The buckle of his trousers was now undone, and moving more to the center of her bed, he lost his underthings as well, his own hands now freeing her of her nightgown, the curves of her body too like a painting he'd seen in a book as a boy, a schoolboy's first glimpse of a woman's naked form. His throat rumbled with a noise he didn't think to make, and he wrapped his hand around the small of her back, her waist nearly fitting into the spread of his fingertips. And he heard her echo the sound he'd only just made.
She wanted him. She wanted him here as much as he wanted her, and the realization of it spurred him on, his other hand guiding her legs apart so that he could fall between them.
He kissed her deeper, her mouth altogether salty and sweet; her tender palms touched his cheeks, his jaw, and her nails dug into his hair, pulling it.
"Darling…" he heard himself say, and Cora answered with a moan, another turn of a kiss.
He took it as her welcoming, and he pushed inside of her.
Oh, inside him was all the warmth and lightness that only came of this, from their joining, somewhere deep within himself flipping and turning slowly, as if it were all a dance beneath water. Gravity had no power here.
Her hips moved against him, her mouth opening and gasping softly as he pushed further into her.
"Cora," he said again, and he moved his lips to her ear, letting them rest lightly against the lobe. "Cora, darling."
She moaned again, and he buried his face in her neck, taking in her scent as he moved inside of her.
His heart beat out that whisper again, and again, and again, and he felt his lips mouthing the word, telling her without sound, breathing it against her skin: I love you. I love you.

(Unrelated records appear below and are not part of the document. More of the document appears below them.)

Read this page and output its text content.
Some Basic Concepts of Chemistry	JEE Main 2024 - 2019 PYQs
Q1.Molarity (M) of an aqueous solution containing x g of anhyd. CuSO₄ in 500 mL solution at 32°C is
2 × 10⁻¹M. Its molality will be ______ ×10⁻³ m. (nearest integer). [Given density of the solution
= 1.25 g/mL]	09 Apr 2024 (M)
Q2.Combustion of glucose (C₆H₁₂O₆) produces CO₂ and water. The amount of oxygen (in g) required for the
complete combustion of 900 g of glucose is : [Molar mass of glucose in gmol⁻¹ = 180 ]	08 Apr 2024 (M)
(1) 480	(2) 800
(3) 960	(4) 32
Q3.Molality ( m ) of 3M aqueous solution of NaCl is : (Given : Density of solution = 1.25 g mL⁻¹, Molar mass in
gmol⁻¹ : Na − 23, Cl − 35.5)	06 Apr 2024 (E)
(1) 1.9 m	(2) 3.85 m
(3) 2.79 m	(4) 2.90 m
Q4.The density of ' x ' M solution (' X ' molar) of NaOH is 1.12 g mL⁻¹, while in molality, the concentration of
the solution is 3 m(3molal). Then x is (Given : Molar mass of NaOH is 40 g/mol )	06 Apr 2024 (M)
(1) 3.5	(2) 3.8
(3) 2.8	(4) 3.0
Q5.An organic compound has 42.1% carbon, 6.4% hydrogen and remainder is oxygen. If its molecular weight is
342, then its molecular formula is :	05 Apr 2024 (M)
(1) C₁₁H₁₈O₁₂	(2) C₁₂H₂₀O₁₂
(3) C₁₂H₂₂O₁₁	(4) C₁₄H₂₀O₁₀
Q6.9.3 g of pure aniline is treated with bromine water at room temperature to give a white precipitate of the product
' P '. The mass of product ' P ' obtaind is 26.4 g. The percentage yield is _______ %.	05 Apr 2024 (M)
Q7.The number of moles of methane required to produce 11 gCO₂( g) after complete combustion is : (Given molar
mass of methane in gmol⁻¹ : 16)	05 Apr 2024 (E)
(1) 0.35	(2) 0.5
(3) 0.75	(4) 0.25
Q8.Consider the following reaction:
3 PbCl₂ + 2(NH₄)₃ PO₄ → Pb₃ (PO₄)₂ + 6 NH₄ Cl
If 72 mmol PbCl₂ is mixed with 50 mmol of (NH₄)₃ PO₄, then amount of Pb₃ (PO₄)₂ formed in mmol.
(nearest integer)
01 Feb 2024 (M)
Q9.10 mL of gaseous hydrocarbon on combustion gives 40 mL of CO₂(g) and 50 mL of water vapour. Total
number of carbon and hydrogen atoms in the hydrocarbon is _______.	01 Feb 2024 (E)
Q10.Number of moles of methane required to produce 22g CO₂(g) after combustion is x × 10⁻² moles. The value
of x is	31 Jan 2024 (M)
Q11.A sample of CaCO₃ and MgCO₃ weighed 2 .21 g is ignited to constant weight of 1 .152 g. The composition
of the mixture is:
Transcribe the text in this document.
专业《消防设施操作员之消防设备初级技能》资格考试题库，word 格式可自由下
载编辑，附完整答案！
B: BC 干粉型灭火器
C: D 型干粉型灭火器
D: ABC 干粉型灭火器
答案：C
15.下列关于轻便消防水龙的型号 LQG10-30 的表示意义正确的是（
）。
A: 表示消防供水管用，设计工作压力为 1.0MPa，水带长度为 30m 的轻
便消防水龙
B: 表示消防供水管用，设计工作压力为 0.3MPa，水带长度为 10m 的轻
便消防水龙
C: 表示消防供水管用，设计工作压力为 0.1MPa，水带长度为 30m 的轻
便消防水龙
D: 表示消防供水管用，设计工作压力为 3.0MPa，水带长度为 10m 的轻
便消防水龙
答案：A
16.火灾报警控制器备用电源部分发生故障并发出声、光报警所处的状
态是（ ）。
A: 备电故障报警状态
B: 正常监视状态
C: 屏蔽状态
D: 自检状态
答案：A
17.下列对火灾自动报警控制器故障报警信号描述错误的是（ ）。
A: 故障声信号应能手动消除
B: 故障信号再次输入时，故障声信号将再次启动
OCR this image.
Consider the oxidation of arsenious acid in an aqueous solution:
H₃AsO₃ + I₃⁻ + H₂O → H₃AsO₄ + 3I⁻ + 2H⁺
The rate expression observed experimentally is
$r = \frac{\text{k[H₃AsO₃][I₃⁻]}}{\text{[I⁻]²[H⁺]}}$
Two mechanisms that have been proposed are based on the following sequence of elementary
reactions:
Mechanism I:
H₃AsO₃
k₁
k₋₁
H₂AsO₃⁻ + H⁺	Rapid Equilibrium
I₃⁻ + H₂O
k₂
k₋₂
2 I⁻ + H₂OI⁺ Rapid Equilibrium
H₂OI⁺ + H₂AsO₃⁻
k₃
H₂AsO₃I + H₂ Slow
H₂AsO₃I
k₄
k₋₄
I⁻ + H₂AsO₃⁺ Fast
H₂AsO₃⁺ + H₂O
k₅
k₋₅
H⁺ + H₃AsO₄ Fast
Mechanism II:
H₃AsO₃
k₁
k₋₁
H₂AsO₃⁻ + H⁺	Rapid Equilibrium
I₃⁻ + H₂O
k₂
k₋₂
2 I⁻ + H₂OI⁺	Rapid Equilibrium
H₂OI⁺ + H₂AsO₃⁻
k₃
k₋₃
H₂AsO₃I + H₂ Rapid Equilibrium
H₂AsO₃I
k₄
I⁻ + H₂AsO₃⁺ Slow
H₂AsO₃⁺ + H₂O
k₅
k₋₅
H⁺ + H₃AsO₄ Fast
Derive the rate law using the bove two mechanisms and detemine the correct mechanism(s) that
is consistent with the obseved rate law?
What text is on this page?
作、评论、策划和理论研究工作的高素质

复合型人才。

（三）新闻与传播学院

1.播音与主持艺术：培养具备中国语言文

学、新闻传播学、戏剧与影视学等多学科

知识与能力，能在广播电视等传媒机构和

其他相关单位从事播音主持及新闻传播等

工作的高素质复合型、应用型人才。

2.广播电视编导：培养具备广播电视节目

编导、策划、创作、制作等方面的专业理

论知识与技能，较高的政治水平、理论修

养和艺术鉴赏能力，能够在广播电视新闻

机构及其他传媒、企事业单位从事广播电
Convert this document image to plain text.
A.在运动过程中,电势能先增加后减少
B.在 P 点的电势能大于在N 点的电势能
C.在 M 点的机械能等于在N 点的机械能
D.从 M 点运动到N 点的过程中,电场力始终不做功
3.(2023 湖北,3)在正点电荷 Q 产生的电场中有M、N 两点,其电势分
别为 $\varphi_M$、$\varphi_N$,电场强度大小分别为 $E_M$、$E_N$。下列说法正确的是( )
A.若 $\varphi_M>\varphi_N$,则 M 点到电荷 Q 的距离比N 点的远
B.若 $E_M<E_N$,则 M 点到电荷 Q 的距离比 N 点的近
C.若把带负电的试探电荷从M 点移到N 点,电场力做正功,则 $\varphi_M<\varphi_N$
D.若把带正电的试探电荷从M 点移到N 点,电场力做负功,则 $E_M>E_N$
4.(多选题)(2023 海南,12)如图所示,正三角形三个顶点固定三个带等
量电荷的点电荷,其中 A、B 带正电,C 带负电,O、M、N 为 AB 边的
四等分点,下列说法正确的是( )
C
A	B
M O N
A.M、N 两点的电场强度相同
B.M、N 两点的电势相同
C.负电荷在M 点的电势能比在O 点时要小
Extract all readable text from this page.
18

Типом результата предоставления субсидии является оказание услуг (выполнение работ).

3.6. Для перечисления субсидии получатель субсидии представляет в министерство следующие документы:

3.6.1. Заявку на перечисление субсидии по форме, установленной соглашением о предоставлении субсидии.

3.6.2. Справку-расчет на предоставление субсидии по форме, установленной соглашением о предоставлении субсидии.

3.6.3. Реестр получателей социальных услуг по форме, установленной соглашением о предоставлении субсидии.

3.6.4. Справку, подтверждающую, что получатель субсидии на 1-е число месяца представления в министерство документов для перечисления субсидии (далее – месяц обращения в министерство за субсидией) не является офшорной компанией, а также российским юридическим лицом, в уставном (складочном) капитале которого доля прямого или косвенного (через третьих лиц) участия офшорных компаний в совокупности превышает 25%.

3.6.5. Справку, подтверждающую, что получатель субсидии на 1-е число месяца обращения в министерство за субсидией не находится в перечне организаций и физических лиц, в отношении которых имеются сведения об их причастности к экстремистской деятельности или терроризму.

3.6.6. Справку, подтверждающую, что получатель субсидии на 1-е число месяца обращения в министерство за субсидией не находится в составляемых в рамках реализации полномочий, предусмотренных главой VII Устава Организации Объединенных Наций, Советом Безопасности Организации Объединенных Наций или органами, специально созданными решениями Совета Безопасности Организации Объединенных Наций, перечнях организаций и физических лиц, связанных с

Oh, God. He did love her. He did love her, he did. And he grew closer as he thought it, as one of her hands traced across his shoulder blade, a white petal falling onto the tabletop.
"Please," he heard her between her breaths. "I don't -"
Oh, but it was now - surprising even himself, he nodded against her, pulling himself away from her just when he wanted to be inside her most.
And afterward, as he caught his breath, he felt her lips pressing lightly over his cheekbone, his eyelids, his jaw, her kisses covering his face. Her kisses covering his smile.